In 1919, after a jaunt to Normandy to visit friends, Alice B. Toklas and her lover, American writer Gertrude Stein, stopped at the village of Duclair on their way back to their apartment in Paris. There they took room at an unnamed hotel overlooking a stretch of the Seine and proceeded to feast on the town’s high-calorie fare. “At Duclair everything was cooked in cream: chicken, cabbages, indeed all vegetables and most meats,” Toklas observed. “We stayed there several days before this bored us.”
Though the hotel escaped mention in The Alice B. Toklas Cook Book (Anchor, 1960), its food-conscious author was admiring of the hotel’s widely admired menu, especially Sole de la Maison, or sole, house style. The dish Toklas remembered is a curious but memorable one celebrating the glories of the sea—a milk-white filet of sole decorated with oysters and shrimp and enrobed in a cream sauce spiked with sherry. I made it, and it looked as elegant as it tasted—even if I was forced to use tilapia, because the grocer was all out of sole. Once I can figure out whom to invite and impress, we’ll be serving it again.
SOLE DE LA MAISON
SOURCE: The Alice B. Toklas Cook Book (Anchor, 1960)
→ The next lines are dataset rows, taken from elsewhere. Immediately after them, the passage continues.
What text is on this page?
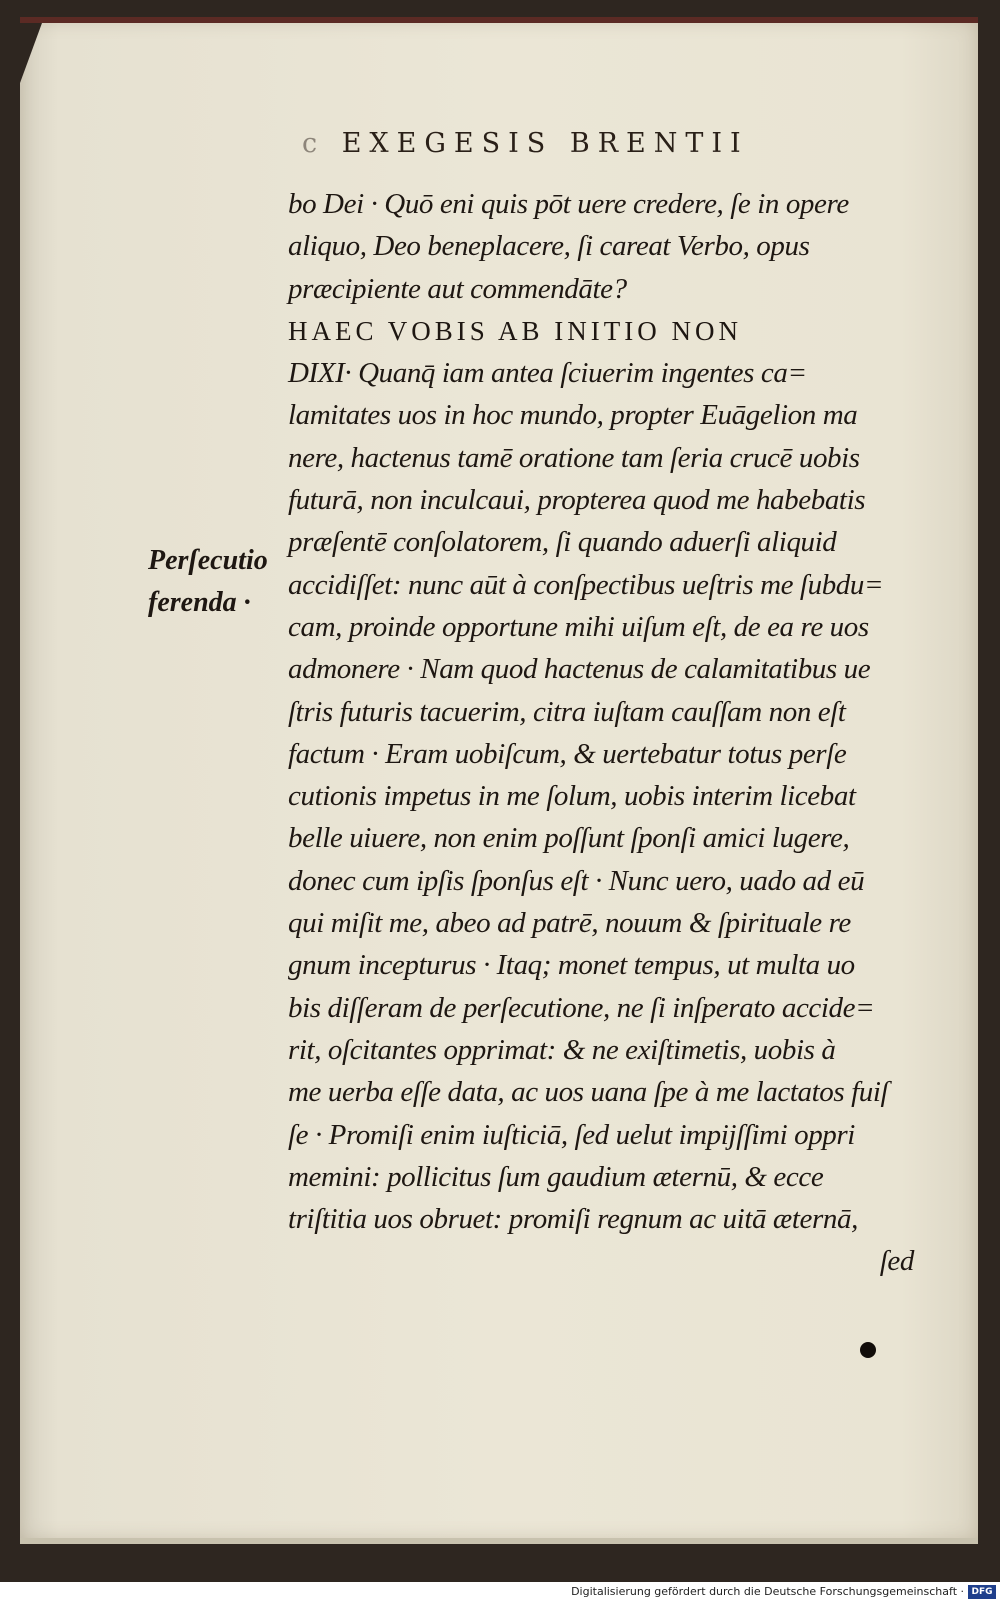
c EXEGESIS BRENTII
Perſecutio
ferenda ·
bo Dei · Quō eni quis pōt uere credere, ſe in opere
aliquo, Deo beneplacere, ſi careat Verbo, opus
præcipiente aut commendāte?
HAEC VOBIS AB INITIO NON
DIXI· Quanq̄ iam antea ſciuerim ingentes ca=
lamitates uos in hoc mundo, propter Euāgelion ma
nere, hactenus tamē oratione tam ſeria crucē uobis
futurā, non inculcaui, propterea quod me habebatis
præſentē conſolatorem, ſi quando aduerſi aliquid
accidiſſet: nunc aūt à conſpectibus ueſtris me ſubdu=
cam, proinde opportune mihi uiſum eſt, de ea re uos
admonere · Nam quod hactenus de calamitatibus ue
ſtris futuris tacuerim, citra iuſtam cauſſam non eſt
factum · Eram uobiſcum, & uertebatur totus perſe
cutionis impetus in me ſolum, uobis interim licebat
belle uiuere, non enim poſſunt ſponſi amici lugere,
donec cum ipſis ſponſus eſt · Nunc uero, uado ad eū
qui miſit me, abeo ad patrē, nouum & ſpirituale re
gnum incepturus · Itaq; monet tempus, ut multa uo
bis diſſeram de perſecutione, ne ſi inſperato accide=
rit, oſcitantes opprimat: & ne exiſtimetis, uobis à
me uerba eſſe data, ac uos uana ſpe à me lactatos fuiſ
ſe · Promiſi enim iuſticiā, ſed uelut impijſſimi oppri
memini: pollicitus ſum gaudium æternū, & ecce
triſtitia uos obruet: promiſi regnum ac uitā æternā,
ſed
Digitalisierung gefördert durch die Deutsche Forschungsgemeinschaft · DFG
2 filets of sole [I used tilapia]
4 oysters [I used canned]
4 large shrimps [I used frozen]
Dry sherry [I used the cheap kind]
Place the filets in a large skillet with enough milk to cover them; add salt and pepper. Cover and simmer gently over a low flame for 15 minutes, depending on the thickness of the filets. Drain thoroughly. Place on a preheated carving dish and keep hot. Poach in the leftover milk, only long enough to heat, the oysters and the shrimps. Place them alternately on the filets, so that each filet has two oysters and two shrimps. Cover with several spoonsful of heavy cream sauce made with heavy cream, [a sprinkling or two of flour], and flavoured with 2 tablespoons dry sherry.